O ministro Alexandre de Moraes, do Supremo Tribunal Federal (STF), negou neste sábado (18/7) o pedido de visita do presidente da Argentina, Javier Milei, ao ex-presidente brasileiro Jair Bolsonaro. A decisão foi divulgada pela coluna de Reinaldo Azevedo no portal Metrópoles.

A solicitação, feita pela defesa de Bolsonaro, visava permitir que Milei se encontrasse com o ex-presidente no dia 25 de julho, quando o líder argentino estará em território brasileiro. No entanto, Moraes já havia determinado, na sexta-feira (17/7), a suspensão de todas as visitas a Bolsonaro por um período de 30 dias, salvo algumas exceções.
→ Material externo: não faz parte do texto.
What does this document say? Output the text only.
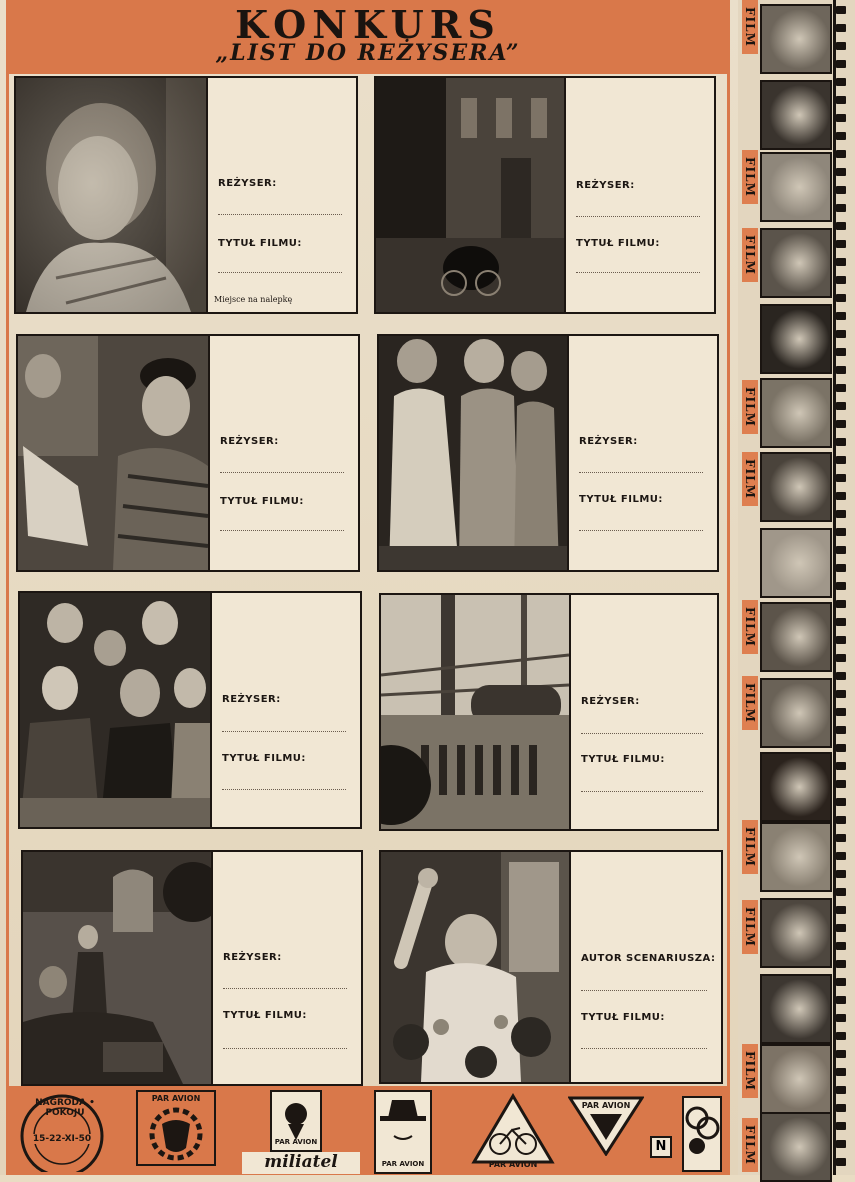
KONKURS
„LIST DO REŻYSERA”
REŻYSER:
TYTUŁ FILMU:
Miejsce na nalepkę
REŻYSER:
TYTUŁ FILMU:
REŻYSER:
TYTUŁ FILMU:
REŻYSER:
TYTUŁ FILMU:
REŻYSER:
TYTUŁ FILMU:
REŻYSER:
TYTUŁ FILMU:
REŻYSER:
TYTUŁ FILMU:
AUTOR SCENARIUSZA:
TYTUŁ FILMU:
NAGRODA • POKOJU
15-22-XI-50
PAR AVION
PAR AVION
miliatel	PAR AVION	PAR AVION
PAR AVION
N
FILM
FILM
FILM
FILM
FILM
FILM
FILM
FILM
FILM
FILM
FILM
Com isso, o ministro considerou que o pedido de encontro entre Milei e Bolsonaro ficou "prejudicado" em função das novas restrições impostas. Além de restringir as visitas, Moraes também manteve o ex-presidente em prisão domiciliar e ampliou as limitações, proibindo encontros de natureza político-eleitoral até o fim das eleições gerais de 2026.

Além das visitas, apenas os médicos e advogados que atendem Bolsonaro têm permissão para visitá-lo nesse intervalo. Contudo, o filho do ex-presidente, Flávio Bolsonaro, continua impedido de vê-lo por um prazo de 90 dias, após a divulgação de uma carta de Jair.

Outro ponto importante da decisão de Moraes é a proibição de Bolsonaro de divulgar qualquer manifesto ou mensagem de conteúdo político-eleitoral, seja diretamente ou por meio de terceiros, independente do meio utilizado para essa comunicação.

Esse cenário revela um endurecimento nas regras que cercam o ex-presidente, o que levanta questões sobre a liberdade de expressão e o direito à comunicação dos indivíduos em situações semelhantes.